FITS Image File Names

  1. On the right side of the Setup Screen, click Get Date to update the UT date in the image filenames. Make sure it is the correct UT date for the night; if it is before 1700 MST (00 UT), you should manually increment the number to reflect the UT date for the night. Click “Apply”.
  2. Check the filenames (i.e. mods1b.20130915.0001.fits) to ensure the index numbers are as expected. If you or someone else has taken files earlier during the same UT day, you may have to manually adjust the index number to reflect this. The Refresh button would do this, unless someone has clicked “Apply” already. As a rule, avoid the Refresh button.

Observer/Project Information

While many scripts will set the Partner Name, PropID and PI Name (in blue below) automatically, it is important to enter default values for data taken “by hand” or for scripts in which it is not specified:

  1. Observer Names (can be separated by commas and spaces). This goes into headers as the value for the keyword, OBSERVER.
  2. Enter the Partner Name: OSURC, AZ, INAF, LBTB, LBTO. The name entered here goes into the headers as PARTNER and determines how the data will be archived. (Multiple partners can be listed, separated by commas but no spaces.)
  3. Enter PropID
  4. Enter PI Name,
  5. Support (SUPPORT),
  6. Telescope Operator (TELOPS) and a
  7. Comment describing the run.

Once all the necessary updates have been made, click Apply, then Save. The Partner, PropID and PI Name will be overridden later by the parameters in the “Archive” blocks of subsequent MODS observing scripts.

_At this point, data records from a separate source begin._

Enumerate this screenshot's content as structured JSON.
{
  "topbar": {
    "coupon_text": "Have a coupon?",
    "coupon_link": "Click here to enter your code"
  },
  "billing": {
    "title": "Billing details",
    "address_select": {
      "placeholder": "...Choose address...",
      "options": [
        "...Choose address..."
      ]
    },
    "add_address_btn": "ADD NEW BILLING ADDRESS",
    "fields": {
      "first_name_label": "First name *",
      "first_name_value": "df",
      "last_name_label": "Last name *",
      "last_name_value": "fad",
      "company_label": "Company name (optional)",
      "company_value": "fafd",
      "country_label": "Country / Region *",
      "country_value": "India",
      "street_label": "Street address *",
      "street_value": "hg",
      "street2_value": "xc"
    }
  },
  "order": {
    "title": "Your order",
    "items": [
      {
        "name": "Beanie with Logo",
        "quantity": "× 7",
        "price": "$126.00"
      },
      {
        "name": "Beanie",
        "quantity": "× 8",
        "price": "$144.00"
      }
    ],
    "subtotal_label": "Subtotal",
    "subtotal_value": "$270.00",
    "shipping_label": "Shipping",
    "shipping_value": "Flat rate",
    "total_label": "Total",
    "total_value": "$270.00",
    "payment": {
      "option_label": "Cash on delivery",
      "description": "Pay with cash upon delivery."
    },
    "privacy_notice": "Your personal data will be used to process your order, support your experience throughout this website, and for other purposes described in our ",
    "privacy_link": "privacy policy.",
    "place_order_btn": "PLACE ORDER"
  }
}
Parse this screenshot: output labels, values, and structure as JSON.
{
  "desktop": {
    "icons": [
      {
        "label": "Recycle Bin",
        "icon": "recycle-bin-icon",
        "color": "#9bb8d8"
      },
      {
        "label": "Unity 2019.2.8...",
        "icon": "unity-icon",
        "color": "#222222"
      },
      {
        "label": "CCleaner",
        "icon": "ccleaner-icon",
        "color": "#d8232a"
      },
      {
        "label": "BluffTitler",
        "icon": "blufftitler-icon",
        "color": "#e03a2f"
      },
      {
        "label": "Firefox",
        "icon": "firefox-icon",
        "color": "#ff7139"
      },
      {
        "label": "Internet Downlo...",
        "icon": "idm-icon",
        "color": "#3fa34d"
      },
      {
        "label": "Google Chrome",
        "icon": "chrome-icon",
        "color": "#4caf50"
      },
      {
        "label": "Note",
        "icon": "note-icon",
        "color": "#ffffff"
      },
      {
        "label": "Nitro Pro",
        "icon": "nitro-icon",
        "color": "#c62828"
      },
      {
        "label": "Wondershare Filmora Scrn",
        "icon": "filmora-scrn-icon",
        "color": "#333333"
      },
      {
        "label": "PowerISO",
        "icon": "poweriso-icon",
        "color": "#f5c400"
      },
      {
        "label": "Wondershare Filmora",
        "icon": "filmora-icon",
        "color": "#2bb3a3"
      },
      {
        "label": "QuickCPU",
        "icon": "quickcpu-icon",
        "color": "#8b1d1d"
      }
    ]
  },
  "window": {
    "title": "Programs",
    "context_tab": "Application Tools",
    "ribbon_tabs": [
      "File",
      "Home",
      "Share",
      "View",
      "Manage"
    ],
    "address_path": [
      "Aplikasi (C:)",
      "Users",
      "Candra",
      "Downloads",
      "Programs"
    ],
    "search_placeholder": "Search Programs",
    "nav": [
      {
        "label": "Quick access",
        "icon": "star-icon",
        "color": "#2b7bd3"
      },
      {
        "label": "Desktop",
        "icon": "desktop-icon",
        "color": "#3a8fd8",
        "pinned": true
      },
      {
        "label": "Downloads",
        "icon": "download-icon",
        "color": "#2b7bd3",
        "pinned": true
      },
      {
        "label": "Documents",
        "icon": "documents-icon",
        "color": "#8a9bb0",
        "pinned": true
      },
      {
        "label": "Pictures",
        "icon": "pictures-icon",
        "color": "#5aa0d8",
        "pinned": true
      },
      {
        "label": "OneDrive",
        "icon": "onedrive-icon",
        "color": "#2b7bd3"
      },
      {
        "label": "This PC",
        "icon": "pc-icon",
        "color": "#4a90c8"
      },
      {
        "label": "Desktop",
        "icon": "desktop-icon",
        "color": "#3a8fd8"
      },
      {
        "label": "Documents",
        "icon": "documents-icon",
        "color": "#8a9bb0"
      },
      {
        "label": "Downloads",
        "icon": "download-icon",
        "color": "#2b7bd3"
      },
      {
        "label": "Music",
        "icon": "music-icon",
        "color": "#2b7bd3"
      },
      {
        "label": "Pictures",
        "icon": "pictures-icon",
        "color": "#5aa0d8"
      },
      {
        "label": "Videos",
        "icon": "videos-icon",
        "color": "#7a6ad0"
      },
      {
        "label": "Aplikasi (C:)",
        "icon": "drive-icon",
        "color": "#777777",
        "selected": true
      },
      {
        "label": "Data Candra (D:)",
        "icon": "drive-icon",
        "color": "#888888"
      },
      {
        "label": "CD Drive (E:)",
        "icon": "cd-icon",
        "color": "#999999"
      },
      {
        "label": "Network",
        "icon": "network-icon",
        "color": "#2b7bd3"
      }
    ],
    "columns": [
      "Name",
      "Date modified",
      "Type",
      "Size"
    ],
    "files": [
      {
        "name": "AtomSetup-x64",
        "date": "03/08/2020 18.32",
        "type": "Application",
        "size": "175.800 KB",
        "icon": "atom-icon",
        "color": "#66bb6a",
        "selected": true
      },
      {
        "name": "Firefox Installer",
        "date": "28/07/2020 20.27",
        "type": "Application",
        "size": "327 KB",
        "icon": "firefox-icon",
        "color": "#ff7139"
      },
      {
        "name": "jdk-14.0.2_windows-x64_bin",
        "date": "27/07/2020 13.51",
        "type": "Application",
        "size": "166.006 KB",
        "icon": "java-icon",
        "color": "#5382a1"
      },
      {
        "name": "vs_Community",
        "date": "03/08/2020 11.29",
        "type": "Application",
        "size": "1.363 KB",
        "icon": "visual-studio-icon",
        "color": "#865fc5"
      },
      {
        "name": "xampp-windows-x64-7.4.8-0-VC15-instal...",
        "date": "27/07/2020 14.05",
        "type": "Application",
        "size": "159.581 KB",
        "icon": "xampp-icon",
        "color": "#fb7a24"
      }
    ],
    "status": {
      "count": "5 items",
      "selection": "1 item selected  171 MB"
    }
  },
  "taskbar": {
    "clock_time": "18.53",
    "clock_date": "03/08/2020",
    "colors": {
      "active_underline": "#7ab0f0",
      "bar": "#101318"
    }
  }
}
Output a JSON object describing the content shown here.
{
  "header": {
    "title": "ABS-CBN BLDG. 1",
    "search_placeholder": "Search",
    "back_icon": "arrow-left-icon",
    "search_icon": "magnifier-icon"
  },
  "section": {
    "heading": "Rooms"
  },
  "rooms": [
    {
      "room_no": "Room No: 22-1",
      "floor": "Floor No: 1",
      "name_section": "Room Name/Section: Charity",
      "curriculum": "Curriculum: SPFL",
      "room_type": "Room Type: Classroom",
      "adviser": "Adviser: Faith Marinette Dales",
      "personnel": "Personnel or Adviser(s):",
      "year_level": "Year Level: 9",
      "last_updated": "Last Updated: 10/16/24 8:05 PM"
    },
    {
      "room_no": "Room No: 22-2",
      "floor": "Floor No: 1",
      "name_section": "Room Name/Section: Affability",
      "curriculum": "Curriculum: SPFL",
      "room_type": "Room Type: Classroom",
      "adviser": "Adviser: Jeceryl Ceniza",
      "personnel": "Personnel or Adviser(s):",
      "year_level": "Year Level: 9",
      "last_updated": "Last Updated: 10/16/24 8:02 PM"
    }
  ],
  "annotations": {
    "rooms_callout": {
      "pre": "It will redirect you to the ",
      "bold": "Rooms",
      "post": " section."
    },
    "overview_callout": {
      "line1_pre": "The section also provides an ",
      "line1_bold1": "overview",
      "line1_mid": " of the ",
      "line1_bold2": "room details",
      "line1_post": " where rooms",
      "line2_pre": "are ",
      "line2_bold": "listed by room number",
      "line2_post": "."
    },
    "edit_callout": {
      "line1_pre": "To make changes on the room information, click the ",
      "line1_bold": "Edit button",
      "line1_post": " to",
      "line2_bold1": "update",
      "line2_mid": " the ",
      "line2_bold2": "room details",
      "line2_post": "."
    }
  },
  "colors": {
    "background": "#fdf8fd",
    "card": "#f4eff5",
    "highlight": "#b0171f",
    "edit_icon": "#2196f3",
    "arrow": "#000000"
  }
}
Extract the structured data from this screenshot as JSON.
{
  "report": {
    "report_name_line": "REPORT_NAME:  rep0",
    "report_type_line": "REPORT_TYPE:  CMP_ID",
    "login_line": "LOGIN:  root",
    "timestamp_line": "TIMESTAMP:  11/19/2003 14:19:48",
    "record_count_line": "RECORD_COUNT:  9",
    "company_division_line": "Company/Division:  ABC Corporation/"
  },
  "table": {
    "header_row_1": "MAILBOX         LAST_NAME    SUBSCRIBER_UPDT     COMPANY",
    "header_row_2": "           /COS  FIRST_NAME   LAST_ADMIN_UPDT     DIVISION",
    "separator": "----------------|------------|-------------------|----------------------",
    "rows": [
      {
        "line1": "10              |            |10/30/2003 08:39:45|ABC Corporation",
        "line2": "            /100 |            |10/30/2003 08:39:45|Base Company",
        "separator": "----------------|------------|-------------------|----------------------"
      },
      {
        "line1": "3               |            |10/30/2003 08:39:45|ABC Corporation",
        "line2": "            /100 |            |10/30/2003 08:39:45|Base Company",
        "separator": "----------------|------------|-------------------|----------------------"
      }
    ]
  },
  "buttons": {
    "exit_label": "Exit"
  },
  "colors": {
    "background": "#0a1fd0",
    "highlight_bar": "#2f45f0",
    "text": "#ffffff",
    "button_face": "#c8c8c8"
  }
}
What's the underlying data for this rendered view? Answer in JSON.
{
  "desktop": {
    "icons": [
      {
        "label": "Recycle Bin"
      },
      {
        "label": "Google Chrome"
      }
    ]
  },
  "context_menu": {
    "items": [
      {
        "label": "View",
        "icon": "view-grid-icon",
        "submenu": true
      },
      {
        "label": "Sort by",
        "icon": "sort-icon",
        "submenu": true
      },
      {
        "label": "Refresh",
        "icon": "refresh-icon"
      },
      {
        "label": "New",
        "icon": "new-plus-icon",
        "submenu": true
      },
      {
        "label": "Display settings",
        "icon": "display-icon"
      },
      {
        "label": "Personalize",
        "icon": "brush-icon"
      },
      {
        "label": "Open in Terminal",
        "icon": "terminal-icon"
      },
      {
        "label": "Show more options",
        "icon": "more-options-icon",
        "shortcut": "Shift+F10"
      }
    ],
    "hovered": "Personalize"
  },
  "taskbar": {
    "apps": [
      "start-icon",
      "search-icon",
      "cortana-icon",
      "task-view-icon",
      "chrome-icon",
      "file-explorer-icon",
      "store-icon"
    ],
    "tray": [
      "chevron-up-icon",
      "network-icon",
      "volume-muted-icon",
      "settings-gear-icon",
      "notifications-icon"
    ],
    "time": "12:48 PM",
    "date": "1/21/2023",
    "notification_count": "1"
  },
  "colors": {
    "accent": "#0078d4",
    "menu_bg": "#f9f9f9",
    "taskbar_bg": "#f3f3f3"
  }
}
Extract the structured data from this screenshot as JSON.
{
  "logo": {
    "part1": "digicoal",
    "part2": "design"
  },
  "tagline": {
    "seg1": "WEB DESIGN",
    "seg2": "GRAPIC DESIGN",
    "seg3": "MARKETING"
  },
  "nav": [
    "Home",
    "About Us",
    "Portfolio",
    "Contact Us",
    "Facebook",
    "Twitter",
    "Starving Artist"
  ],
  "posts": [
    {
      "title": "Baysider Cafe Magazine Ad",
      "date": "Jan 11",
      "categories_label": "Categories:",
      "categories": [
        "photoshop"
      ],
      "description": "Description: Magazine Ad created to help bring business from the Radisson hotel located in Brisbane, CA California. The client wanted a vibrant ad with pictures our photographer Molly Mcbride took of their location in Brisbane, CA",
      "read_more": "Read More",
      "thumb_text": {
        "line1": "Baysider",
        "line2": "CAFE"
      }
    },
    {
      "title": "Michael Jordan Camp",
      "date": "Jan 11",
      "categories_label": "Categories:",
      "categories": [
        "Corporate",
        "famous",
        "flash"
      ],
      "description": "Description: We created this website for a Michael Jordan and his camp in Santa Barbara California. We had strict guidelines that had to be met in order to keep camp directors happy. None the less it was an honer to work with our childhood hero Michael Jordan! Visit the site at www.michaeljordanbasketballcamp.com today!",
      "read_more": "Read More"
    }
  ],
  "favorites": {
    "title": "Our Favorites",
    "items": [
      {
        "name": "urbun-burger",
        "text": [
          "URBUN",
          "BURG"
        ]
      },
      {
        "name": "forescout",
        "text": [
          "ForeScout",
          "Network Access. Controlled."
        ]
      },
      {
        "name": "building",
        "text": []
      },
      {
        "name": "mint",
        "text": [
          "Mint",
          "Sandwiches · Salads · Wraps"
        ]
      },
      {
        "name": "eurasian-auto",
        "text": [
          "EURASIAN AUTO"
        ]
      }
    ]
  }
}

The MODS User Interface is now running and setup. To learn how to start or end the night and to run scripts during the night, go to the Observing Procedure page. To learn more about the MODS GUI, specifically how to use it manually, go to the MODS User Interface page.

Launch modsDisp

In a terminal window, type modsDisp to launch four ds9 windows, one for each channel (blue/red) of each MODS (MODS1/MODS2). Each image, as it arrives in the /lbt/data/new directory, will be displayed in the appropriate ds9 window. Leave the terminal window visible, as you can copy the filenames to paste into the modsAlign command line when you come to aligning the target in the slit, or alignment stars in the boxes on a MOS mask. If you prefer to keep the log information for MODS1 and MODS2 images separate (or you are running only one MODS), you may launch modsDisp with the option –mods1 or –mods2.

Preparing for the night

To prepare for the night, it is necessary to wake up MODS and to put MODS into observing mode.

Wake up MODS

cd ~/modseng/modsScripts/Support  (this assumes that the modseng directory has been linked under the partner’s home directory on obs5, obs6 or robs; a more general solution will be coming). To create a softlink to the modseng directory under the partner’s home directory:
cd; ln -s /lbt/data/old_homes/modseng modseng
Monocular: execMODS –mods1 or execMODS –mods2
Binocular: execBinoMODS

The scripts turn on the IR laser, set it to the correct power level and enable it. They also reset the CCD settings and insure that what should be on during obseving is on and what should be off during observing is off.

Take test images

Monocular: execMODS –mods1 or execMODS –mods2
Binocular: execBinoMODS

Put MODS into observing mode & “Home” the AGw stage

  1. Click the “Observing” button near the top left of the MODS User Interface. The text on this and other buttons will be orange while mechanisms are moving. Once they have finished moving,
  2. Click the “Home” button to the right of the AGw stage X, Y, focus and Filter positions to “Home” the guider stage.

Open ancillary monitoring tools


In a terminal window, type GCSGUI left & to open the SX Guide Control System GUI and GCSGUI right & to open the same for DX.
These GUIs display the guide and wavefront sensing (WFS) camera images, along with measures of the guide star FWHM, the WFS wavefront error (should be <400nm for good collimation), and the average FWHM of the WFS Shack spots.


In a terminal window, type LBTplot to open the LBTplot tool. The buttons are context driven, and for MODS observing, the most useful ones are SXguide and DXguide, as they plot the guide star FWHM and flux as a function of time.